Pour l’heure, malheureusement, un verrouillage sociotechnique contraint le déploiement à grande échelle de ces cultures mineures. Mais la restauration collective pourrait jouer un rôle de levier.
Des cultures boudées par le secteur et les consommateurs
Si ces cultures mineures peinent à se faire une place, c’est que l’ensemble du secteur agricole (recherche agronomique, formation et accompagnement à la production, sélection variétale et production de semences, production agricole, collecte, transformation et distribution des produits) est en effet organisé autour de quelques cultures.
Les sélectionneurs ont abandonné les cultures mineures faute d’un marché suffisant, empêchant tout progrès génétique à large échelle. Les agriculteurs, tout comme les conseillers qui les accompagnent, n’ont souvent pas été formés et n’ont pas la coutume et les repères pour les cultiver.
Quant aux organismes stockeurs comme les coopératives, ils collectent rarement de petites quantités car ils privilégient les économies d’échelle. Les consommateurs, enfin, n’ont pas non plus l’habitude de les acheter, les cuisiner et de les manger.
[Déjà plus de 120 000 abonnements aux newsletters The Conversation. Et vous ? Abonnez-vous aujourd’hui pour mieux comprendre les grands enjeux du monde.]
La restauration collective, levier puissant ?

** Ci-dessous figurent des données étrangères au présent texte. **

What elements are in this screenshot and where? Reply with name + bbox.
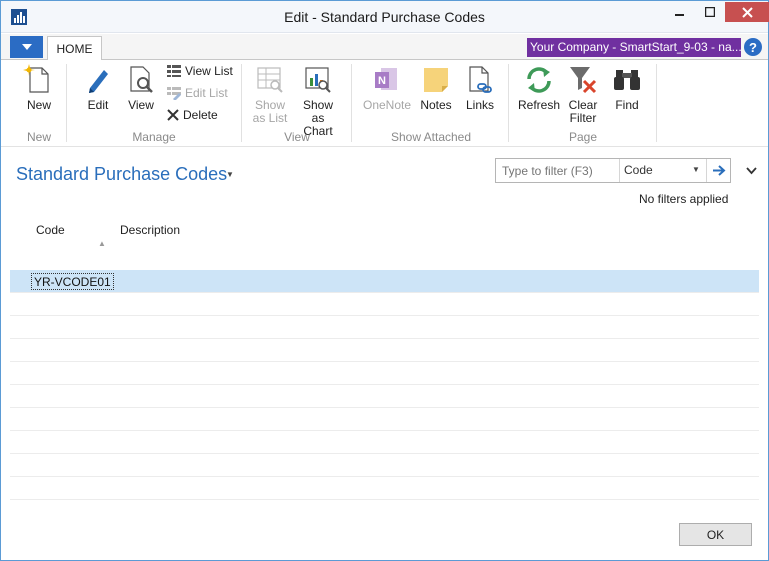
onenote-button[interactable]: N OneNote (361, 64, 413, 112)
help-button[interactable]: ? (744, 38, 762, 56)
ribbon-divider (241, 64, 242, 142)
view-document-icon (130, 66, 153, 93)
clear-filter-icon (570, 67, 597, 94)
view-list-label: View List (185, 64, 233, 78)
data-grid: YR-VCODE01 (10, 270, 759, 500)
chevron-down-icon (746, 167, 757, 175)
table-row-empty[interactable] (10, 293, 759, 316)
onenote-label: OneNote (362, 98, 412, 112)
arrow-right-icon (712, 165, 725, 176)
group-label-manage: Manage (132, 130, 176, 144)
apply-filter-button[interactable] (706, 159, 731, 182)
ribbon-divider (351, 64, 352, 142)
application-menu-button[interactable] (10, 36, 43, 58)
links-button[interactable]: Links (461, 64, 499, 112)
table-row-empty[interactable] (10, 316, 759, 339)
table-row-empty[interactable] (10, 454, 759, 477)
title-bar: Edit - Standard Purchase Codes (1, 1, 769, 33)
clear-filter-label-2: Filter (569, 111, 597, 125)
window-title: Edit - Standard Purchase Codes (284, 9, 485, 25)
group-label-view: View (284, 130, 310, 144)
company-badge[interactable]: Your Company - SmartStart_9-03 - na... (527, 38, 741, 57)
column-header-code[interactable]: Code (36, 223, 65, 237)
filter-field-select[interactable]: Code (624, 163, 653, 177)
links-label: Links (465, 98, 494, 112)
view-button[interactable]: View (123, 64, 159, 112)
find-label: Find (615, 98, 639, 112)
table-row[interactable]: YR-VCODE01 (10, 270, 759, 293)
minimize-button[interactable] (665, 2, 695, 22)
maximize-button[interactable] (695, 2, 725, 22)
delete-x-icon (167, 109, 179, 121)
onenote-icon: N (375, 68, 397, 90)
delete-label: Delete (183, 108, 218, 122)
clear-filter-label-1: Clear (568, 98, 598, 112)
collapse-filter-pane-button[interactable] (746, 164, 757, 178)
ribbon-divider (66, 64, 67, 142)
table-row-empty[interactable] (10, 362, 759, 385)
show-as-list-label-2: as List (252, 111, 288, 125)
group-label-page: Page (568, 130, 598, 144)
show-as-list-button[interactable]: Show as List (251, 64, 289, 125)
ribbon-divider (508, 64, 509, 142)
table-row-empty[interactable] (10, 431, 759, 454)
show-as-list-icon (257, 67, 283, 93)
filter-box: Code ▼ (495, 158, 731, 183)
link-document-icon (469, 66, 492, 93)
ribbon-tab-bar: HOME Your Company - SmartStart_9-03 - na… (1, 34, 768, 61)
page-title[interactable]: Standard Purchase Codes (16, 164, 227, 185)
view-list-icon (167, 65, 181, 77)
chevron-down-icon (21, 44, 32, 50)
svg-text:N: N (378, 75, 386, 87)
new-document-icon (23, 64, 49, 93)
column-header-description[interactable]: Description (120, 223, 180, 237)
edit-label: Edit (87, 98, 109, 112)
sticky-note-icon (424, 68, 448, 92)
clear-filter-button[interactable]: Clear Filter (565, 64, 601, 125)
notes-label: Notes (420, 98, 452, 112)
view-label: View (128, 98, 154, 112)
show-as-chart-icon (305, 67, 331, 93)
refresh-icon (527, 67, 551, 93)
refresh-label: Refresh (517, 98, 561, 112)
cell-code[interactable]: YR-VCODE01 (31, 273, 114, 290)
chevron-down-icon[interactable]: ▼ (692, 165, 700, 174)
edit-list-button[interactable]: Edit List (166, 86, 228, 100)
notes-button[interactable]: Notes (417, 64, 455, 112)
group-label-show-attached: Show Attached (390, 130, 472, 144)
close-button[interactable] (725, 2, 769, 22)
sort-ascending-icon: ▲ (98, 239, 106, 248)
page-title-menu-icon[interactable]: ▼ (226, 170, 234, 179)
new-label: New (26, 98, 51, 112)
table-row-empty[interactable] (10, 339, 759, 362)
new-button[interactable]: New (21, 64, 57, 112)
view-list-button[interactable]: View List (166, 64, 233, 78)
table-row-empty[interactable] (10, 477, 759, 500)
show-as-chart-button[interactable]: Show as Chart (295, 64, 341, 138)
filter-status: No filters applied (639, 192, 729, 206)
refresh-button[interactable]: Refresh (515, 64, 563, 112)
ribbon-divider (656, 64, 657, 142)
ok-button[interactable]: OK (679, 523, 752, 546)
tab-home[interactable]: HOME (47, 36, 102, 61)
ribbon: New New Edit View View List Edit List De… (1, 60, 768, 147)
table-row-empty[interactable] (10, 385, 759, 408)
edit-list-icon (167, 87, 181, 100)
filter-search-input[interactable] (496, 159, 620, 182)
delete-button[interactable]: Delete (166, 108, 218, 122)
pencil-icon (89, 70, 108, 93)
show-as-chart-label-1: Show as (302, 98, 334, 125)
group-label-new: New (26, 130, 51, 144)
binoculars-icon (614, 70, 640, 90)
edit-list-label: Edit List (185, 86, 228, 100)
show-as-list-label-1: Show (254, 98, 286, 112)
find-button[interactable]: Find (609, 64, 645, 112)
edit-button[interactable]: Edit (81, 64, 115, 112)
dialog-window: Edit - Standard Purchase Codes HOME Your… (0, 0, 769, 561)
table-row-empty[interactable] (10, 408, 759, 431)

Nous l’avons montré dans un précédent article, il est possible d’engager un mouvement vers la durabilité quel que soit le modèle de restaurant collectif, de quelques dizaines de repas par jour à plusieurs milliers, en cuisine sur place ou en cuisine centrale.
Cela passe notamment par des pratiques d’approvisionnement plus durables, tant sur la gamme que sur le mode de production des ingrédients achetés. Alors, certes, la restauration collective avec ses 3,5 milliards de repas par an ne sauvera pas l’agriculture française, mais elle peut être un formidable levier pour développer les cultures mineures dans les champs et dans les assiettes.
Il faut pour cela que les cultures mineures sélectionnées aient des intérêts agronomiques et environnementaux, sans générer trop de contraintes de travail pour les agriculteurs et les cuisiniers, et sans perturber la texture et le goût des plats pour les convives.
Trois scénarios pour le pois chiche, le millet et la courge
Dans une étude, nous avons évalué les surfaces additionnelles qui seraient nécessaires si la restauration collective intégrait plus systématiquement des produits des cultures mineures.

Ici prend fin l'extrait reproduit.